Green: Environmental businesses seen as growth opportunity for Minneapolis
by Burl Gilyard Staff Writer, FINANCE AND COMMERCE
(the following article was published in Finance and Commerce)
Meet Rick Siewert, poster boy for the promise of “green jobs” that politicians often chatter about.
Siewert’s father founded the Minneapolis-based Siewert Cabinet & Fixture Manufacturing Inc. in 1965. Today, the company employs 48 people at in south Minneapolis along Minnehaha Avenue.
Siewert’s firm is certified by the Forest Stewardship Council. That means the company’s products can boost LEED (Leadership in Energy and Environmental Design) ratings for building projects.
“We try and stay ahead of the game as far as LEED goes,” Siewert said.
Meanwhile, Siewert and his wife, Cindy, have started another business: Wood from the Hood, a cleverly-named concern which turns discarded urban timber into high-quality hardwood.
“We saw the waste going on,” Siewert said. “Something needed to be done.”
“Right now, it’s a small-time operation,” Siewert said of Wood from the Hood. But Siewert believes that the operation can grow, which brought him to the Chambers Hotel in downtown Minneapolis earlier this week for a meeting where the menu featured granola, yogurt and networking.
There, city of Minneapolis leaders and the Minneapolis Regional Chamber of Commerce convened its first-ever formal meeting to tout Minneapolis-based “green” businesses and encourage collaboration among the firms.
“I think we’re seeing the way that we’ve been living literally running out of gas,” Minneapolis Mayor R.T. Rybak told the small gathering. “The economy of the United States is being reborn on a green platform. This is a revolution that starts from the ground up.”
Rybak touted a new era of producing green products within the city limits.
“This is a brain-power city and a brain-power state. We need to make things in this city,” Rybak said. “It’s a wonderful thing to try to make a green product. It’s not so wonderful to make it out in the middle of a cornfield where someone has to drive 45 minutes to get there.”
The city’s Community Planning and Economic Development (CPED) department, working with the office of Council Member Scott Benson, has been cobbling together a list of green businesses in the city.
As of this week, the unofficial tally stands at 165 businesses.
But what defines a “green” business?
City staffers acknowledge that the definition is evolving and the list is a work in progress. The current tally includes retailers, restaurateurs, architects, printers, nonprofits and others.

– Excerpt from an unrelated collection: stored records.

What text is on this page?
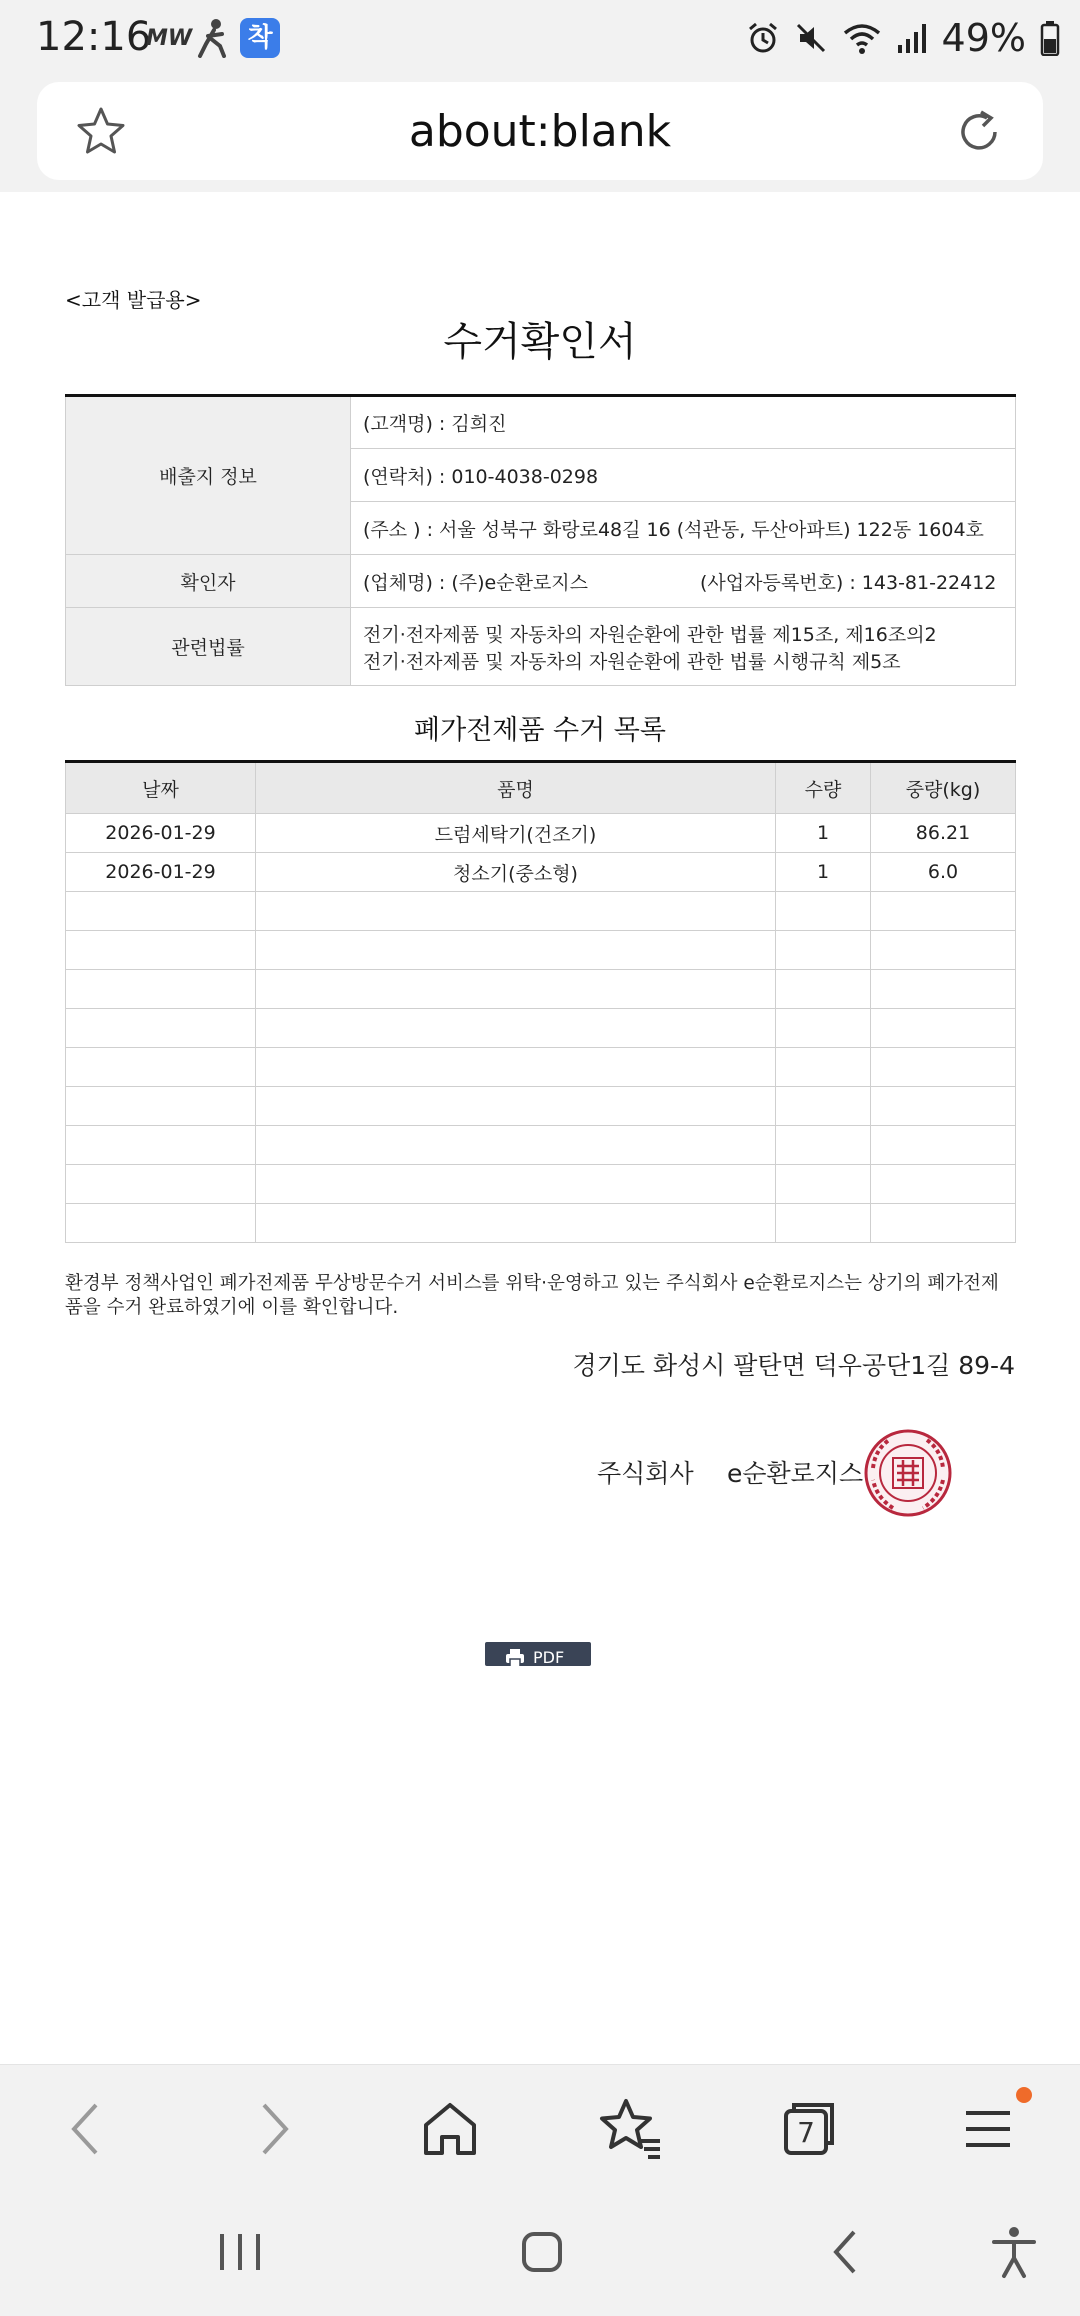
12:16
MW 착	49%
about:blank
<고객 발급용>
수거확인서
배출지 정보	(고객명) : 김희진
	(연락처) : 010-4038-0298
	(주소 ) : 서울 성북구 화랑로48길 16 (석관동, 두산아파트) 122동 1604호
확인자	(업체명) : (주)e순환로지스 (사업자등록번호) : 143-81-22412
관련법률	전기·전자제품 및 자동차의 자원순환에 관한 법률 제15조, 제16조의2
전기·전자제품 및 자동차의 자원순환에 관한 법률 시행규칙 제5조
폐가전제품 수거 목록
날짜	품명	수량	중량(kg)
2026-01-29	드럼세탁기(건조기)	1	86.21
2026-01-29	청소기(중소형)	1	6.0

환경부 정책사업인 폐가전제품 무상방문수거 서비스를 위탁·운영하고 있는 주식회사 e순환로지스는 상기의 폐가전제품을 수거 완료하였기에 이를 확인합니다.
경기도 화성시 팔탄면 덕우공단1길 89-4
주식회사 e순환로지스
PDF
7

The state’s Green Jobs Task Force currently has a working definition that broadly includes four categories of businesses: green products, renewable energy, green services and environmental conservation.
“The ultimate definition that the city uses will parallel what the state comes up with,” said Emily Stern, a senior project coordinator with CPED.
“We’re trying to make the list as comprehensive as possible,” Stern said.
Minneapolis-based investment bank Piper Jaffray Companies may not seem like a natural candidate, but they’re on the list.
“They do have a business line that is investing in renewable technologies and businesses,” Stern noted.
Other attendees at the meeting included a representative of Houston-based Horizon Wind Energy, which in September opened a local development office at the Wyman Building in the Minneapolis Warehouse District.
Green businesses are seen as a growth opportunity for the city. But others see challenges for efforts to go green in today’s tough economy.
Michael Anschel, a principal with Minneapolis-based design firm Otogawa-Anschel Design + Build, said that his firm is seeing clients who are wary of paying a little extra for green products. For example, clients may opt for cheaper, imported wood instead of local wood.
“People right now are not confident and they’re pulling back,” Anschel said.
Mayor Rybak preached collaboration and teamwork among the businesses, and encouraged attendees to visit his Facebook webpage and send ideas directly to him.
“We want you to talk to each other,” Rybak said. “We want to be buying local products.”